Na altura do km 11 da Imigrantes, ao lado do Centro de Exposições e ao lado da Secretaria Estadual da Agricultura e de um Batalhão da Policia Militar, há um espaço público, pronto para uso da população, entretanto até hoje sub utilizado. Faz parte do Parque Estadual Fontes do Ipiranga, que engloba o Jardim Botânico, Parque Zoologico, o Parque de Ciencia e Tecnologia da USP - Cientec. Entre o povo, todo o conjunto é conhecido como Parque do Estado (não são poucos que evocam uma triste memória: há alguns anos atrás, foi num ponto qualquer de suas matas que um serial killer executava suas vítimas, que foi tratado por público e imprensa na época como o caso do maníaco do parque).

O Parque do Estado – ou Parque Estadual Fontes do Ipiranga (PEFI) – embora seja considerado oficialmente como uma reserva ambiental é um claro exemplo de como nossas autoridades (nesse caso, estaduais) tratam as coisas relacionadas ao meio ambiente – tema que deveria estar sendo seriamente debatido em tempos que o reservatório da Cantareira praticamente secou e as autoridades, em vez de realizarem uma profunda autocrítica, colocam a culpa na falta de chuva em São Pedro. A reserva, como já foi informado no inicio deste texto, “abriga” um gigantesco pavilhão (o Centro de Exposições), as edificações da Secretaria Estadual da Agricultura, um Batalhão da Policia Militar, instalações da Universidade de São Paulo, além do Botânico, do Zoológico e do Simba Safari – de todos citados, compreende-se a existência das instalações da USP, do Zoológico, do Botânico e do Simba: é de se perguntar, em tempos que a Ecologia é tema central da vida nas cidades, o que faz dentro de uma “reserva” estratégica um Batalhão da Policia Militar, o gigantesco pavilhão e as instalações de uma Secretaria de Estado?

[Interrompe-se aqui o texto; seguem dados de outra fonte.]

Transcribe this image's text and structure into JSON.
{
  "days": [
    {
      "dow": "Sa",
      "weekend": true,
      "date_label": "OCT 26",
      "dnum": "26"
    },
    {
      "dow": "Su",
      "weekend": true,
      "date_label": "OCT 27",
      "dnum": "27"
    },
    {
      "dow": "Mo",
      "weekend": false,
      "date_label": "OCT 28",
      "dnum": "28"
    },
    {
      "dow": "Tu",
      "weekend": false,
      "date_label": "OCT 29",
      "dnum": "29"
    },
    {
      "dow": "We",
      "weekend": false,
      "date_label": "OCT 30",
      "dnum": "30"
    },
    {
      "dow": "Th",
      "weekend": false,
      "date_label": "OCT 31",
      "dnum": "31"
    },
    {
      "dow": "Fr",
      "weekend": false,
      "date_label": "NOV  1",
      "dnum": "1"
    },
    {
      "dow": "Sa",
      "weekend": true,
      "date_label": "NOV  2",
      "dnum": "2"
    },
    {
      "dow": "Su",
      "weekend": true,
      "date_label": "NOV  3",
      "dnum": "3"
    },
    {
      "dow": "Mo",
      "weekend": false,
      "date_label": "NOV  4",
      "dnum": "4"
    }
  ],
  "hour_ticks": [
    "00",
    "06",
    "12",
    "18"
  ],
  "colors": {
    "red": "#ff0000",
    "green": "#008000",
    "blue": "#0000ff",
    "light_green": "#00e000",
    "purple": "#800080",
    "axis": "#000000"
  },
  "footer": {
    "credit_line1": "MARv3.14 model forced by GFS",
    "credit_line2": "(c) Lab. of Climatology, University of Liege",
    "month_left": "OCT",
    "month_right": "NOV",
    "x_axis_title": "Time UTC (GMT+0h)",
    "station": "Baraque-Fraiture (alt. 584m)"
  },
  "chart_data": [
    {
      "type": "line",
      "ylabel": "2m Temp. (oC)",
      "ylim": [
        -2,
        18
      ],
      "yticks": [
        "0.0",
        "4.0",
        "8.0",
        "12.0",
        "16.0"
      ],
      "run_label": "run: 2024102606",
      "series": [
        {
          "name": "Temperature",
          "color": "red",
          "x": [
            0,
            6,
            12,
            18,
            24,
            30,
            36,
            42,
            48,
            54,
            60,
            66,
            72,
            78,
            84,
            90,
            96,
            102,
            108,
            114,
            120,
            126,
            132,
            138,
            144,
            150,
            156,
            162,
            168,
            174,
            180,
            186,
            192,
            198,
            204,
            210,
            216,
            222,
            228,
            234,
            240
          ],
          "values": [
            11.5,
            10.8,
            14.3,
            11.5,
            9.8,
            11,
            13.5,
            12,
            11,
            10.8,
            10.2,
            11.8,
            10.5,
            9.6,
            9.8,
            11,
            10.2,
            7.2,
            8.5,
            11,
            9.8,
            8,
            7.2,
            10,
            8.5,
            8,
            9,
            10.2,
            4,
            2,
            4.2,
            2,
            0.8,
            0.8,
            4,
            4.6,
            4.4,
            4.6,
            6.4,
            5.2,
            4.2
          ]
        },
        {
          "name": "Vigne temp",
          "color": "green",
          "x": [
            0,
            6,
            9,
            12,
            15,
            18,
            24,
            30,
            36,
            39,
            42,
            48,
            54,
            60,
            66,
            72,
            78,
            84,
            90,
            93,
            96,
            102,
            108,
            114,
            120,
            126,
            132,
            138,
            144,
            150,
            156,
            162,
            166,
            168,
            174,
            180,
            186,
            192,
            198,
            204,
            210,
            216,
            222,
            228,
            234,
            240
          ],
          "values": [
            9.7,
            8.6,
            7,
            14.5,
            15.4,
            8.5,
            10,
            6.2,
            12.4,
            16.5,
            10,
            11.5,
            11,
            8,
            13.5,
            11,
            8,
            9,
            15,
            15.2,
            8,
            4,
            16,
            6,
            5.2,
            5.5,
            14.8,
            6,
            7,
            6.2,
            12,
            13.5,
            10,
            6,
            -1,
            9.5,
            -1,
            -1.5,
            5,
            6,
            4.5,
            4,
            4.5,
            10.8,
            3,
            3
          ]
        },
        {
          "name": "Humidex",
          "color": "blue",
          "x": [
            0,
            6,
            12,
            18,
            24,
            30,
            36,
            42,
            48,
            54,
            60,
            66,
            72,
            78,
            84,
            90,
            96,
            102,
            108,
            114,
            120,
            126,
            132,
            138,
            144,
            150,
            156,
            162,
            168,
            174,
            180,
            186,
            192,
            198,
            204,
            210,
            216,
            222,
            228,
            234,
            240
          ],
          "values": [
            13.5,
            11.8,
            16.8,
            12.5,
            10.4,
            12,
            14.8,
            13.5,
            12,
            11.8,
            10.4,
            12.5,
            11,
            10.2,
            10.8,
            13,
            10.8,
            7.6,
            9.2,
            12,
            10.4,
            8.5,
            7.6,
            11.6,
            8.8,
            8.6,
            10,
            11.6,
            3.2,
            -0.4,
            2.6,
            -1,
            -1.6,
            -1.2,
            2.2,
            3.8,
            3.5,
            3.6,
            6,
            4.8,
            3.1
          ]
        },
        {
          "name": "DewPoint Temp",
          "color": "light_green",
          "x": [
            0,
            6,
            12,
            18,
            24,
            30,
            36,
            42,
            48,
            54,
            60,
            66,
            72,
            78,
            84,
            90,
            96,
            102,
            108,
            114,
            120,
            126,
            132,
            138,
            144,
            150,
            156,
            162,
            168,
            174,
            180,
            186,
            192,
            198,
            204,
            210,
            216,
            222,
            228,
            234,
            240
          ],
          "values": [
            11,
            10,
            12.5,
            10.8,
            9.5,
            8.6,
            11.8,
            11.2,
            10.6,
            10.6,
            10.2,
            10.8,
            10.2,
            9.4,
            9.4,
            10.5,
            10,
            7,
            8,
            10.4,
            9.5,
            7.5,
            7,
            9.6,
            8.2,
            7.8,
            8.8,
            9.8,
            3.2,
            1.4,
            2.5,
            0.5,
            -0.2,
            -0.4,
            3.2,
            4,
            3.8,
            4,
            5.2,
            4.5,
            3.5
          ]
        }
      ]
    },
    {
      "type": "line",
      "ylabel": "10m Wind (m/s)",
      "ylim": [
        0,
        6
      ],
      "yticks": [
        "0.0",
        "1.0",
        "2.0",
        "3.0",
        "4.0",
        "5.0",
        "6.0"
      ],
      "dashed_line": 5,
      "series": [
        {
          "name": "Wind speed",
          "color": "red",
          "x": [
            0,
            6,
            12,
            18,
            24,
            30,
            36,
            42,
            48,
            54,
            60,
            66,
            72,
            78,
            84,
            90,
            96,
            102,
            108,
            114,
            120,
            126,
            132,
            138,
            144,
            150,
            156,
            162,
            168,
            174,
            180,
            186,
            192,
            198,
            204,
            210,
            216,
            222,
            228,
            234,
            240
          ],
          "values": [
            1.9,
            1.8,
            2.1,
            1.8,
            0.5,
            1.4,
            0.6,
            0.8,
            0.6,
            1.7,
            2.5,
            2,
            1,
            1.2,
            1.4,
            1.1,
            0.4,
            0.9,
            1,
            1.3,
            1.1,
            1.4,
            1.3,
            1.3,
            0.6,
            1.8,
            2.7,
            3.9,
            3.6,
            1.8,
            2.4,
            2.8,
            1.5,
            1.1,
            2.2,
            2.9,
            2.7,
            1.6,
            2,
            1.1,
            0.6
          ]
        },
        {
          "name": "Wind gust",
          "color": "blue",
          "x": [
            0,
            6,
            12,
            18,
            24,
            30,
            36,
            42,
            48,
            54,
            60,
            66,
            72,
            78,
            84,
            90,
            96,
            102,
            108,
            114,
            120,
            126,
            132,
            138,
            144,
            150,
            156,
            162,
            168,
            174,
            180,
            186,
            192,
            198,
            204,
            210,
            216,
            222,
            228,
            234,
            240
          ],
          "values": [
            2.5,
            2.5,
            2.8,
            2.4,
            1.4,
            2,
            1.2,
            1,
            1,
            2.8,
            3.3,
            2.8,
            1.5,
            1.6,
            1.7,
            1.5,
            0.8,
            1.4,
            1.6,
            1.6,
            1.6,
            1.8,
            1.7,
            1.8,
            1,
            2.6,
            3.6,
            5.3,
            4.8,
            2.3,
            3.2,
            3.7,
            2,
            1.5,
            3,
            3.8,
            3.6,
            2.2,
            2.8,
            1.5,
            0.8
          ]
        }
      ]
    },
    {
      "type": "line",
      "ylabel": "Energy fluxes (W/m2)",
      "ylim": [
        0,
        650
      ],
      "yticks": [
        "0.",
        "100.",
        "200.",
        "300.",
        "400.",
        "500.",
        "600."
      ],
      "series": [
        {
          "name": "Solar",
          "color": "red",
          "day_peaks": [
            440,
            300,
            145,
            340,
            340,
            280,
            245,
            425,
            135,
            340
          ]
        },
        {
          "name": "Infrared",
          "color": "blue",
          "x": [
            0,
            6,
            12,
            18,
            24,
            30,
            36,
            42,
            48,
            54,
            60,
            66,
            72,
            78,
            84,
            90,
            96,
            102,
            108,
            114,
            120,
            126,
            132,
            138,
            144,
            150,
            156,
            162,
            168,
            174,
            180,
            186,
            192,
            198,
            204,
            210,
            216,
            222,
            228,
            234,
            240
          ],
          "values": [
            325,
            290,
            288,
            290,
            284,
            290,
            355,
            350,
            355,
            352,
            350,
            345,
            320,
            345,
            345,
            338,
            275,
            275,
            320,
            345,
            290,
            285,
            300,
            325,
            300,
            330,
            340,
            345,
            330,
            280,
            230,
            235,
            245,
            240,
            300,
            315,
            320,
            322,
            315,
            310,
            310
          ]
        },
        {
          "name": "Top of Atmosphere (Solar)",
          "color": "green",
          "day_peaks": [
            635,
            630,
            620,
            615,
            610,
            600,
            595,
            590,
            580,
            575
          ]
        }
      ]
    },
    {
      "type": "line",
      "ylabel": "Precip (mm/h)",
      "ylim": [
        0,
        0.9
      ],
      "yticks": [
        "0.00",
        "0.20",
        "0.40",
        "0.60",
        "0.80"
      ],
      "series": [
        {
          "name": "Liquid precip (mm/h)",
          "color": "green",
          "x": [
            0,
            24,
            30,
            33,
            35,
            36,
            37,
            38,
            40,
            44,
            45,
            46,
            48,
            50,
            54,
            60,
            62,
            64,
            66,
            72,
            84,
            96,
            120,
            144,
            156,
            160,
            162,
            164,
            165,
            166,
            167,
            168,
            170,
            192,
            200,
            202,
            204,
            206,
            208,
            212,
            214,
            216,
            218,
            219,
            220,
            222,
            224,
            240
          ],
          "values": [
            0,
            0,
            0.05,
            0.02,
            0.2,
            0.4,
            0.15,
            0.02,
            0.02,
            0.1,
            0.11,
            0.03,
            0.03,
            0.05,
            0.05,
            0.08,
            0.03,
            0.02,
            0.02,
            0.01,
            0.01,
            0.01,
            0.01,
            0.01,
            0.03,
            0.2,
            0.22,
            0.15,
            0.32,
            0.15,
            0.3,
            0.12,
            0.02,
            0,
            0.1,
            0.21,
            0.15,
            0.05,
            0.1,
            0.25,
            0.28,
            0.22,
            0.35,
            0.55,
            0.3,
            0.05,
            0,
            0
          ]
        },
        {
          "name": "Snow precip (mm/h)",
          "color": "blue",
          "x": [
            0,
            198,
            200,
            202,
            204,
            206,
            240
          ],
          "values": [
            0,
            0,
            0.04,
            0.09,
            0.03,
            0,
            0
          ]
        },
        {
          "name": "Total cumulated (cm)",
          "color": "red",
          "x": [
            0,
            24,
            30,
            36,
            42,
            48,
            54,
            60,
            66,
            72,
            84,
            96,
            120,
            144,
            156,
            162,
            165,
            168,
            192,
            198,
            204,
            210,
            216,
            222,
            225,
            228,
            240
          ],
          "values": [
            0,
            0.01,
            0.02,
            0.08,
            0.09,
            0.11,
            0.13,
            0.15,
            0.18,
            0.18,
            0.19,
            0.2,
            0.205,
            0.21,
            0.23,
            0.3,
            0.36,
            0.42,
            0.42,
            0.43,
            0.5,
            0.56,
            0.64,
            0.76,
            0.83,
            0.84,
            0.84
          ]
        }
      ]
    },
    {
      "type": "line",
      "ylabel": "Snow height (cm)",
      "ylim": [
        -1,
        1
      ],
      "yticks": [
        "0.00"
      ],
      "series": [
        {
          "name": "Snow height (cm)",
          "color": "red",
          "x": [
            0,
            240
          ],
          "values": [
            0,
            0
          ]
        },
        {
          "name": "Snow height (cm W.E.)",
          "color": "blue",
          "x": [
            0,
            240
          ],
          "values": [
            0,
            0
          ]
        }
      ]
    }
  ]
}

Visto do alto, tem-se ideia do quão insignificante é a reserva, face o tamanho da cidade:
... uma grande parte foi invadida por especuladores de toda ordem (incluindo-se necessitados de moradia, mas também empresas)... Se serve de consolo, já foi pior: antigamente abrigou as instalações da antiga FEBEM, de trágica memória.
Entretanto, uma esperança persiste – apesar de tudo, mas se compreende: “a esperança é insistente”, diz os versos da cantiga, Flor Futura, de autoria de Consuelo de Paula e Rubens Nogueira. Em meio a devastação, um pequeno trecho do Parque, justamente onde antigamente se localizavam as instalações da FEBEM, ao lado da rodovia dos Imigrantes, a 1,5 km do Metrô Jabaquara, existe um espaço público que pode e deve ser freqüentado, e seria uma boa oportunidade para a comunidade de fato tomar posse de algo que é seu, por direito: trilhas com opções variadas de terreno, brinquedos infantis, quadras, pista de skate, piscinas, etc. e a oportunidade de conhecer de perto vegetação nativa, pois se trata de uma reserva residual da Mata Atlantica.
Um "joão-de-barro" teve uma ideia genial: construiu sua casa no lugar mais seguro possível: dentro da reserva!
Fica, pois, o convite para conhecer esse parque. Em tempo! Ocorrem boatos que um gigantesco conglomerado será construído no local. A ausência de transparência e clareza por parte de governantes que se dizem democráticos, colocam um grande ponto de interrogação sobre o tal projeto.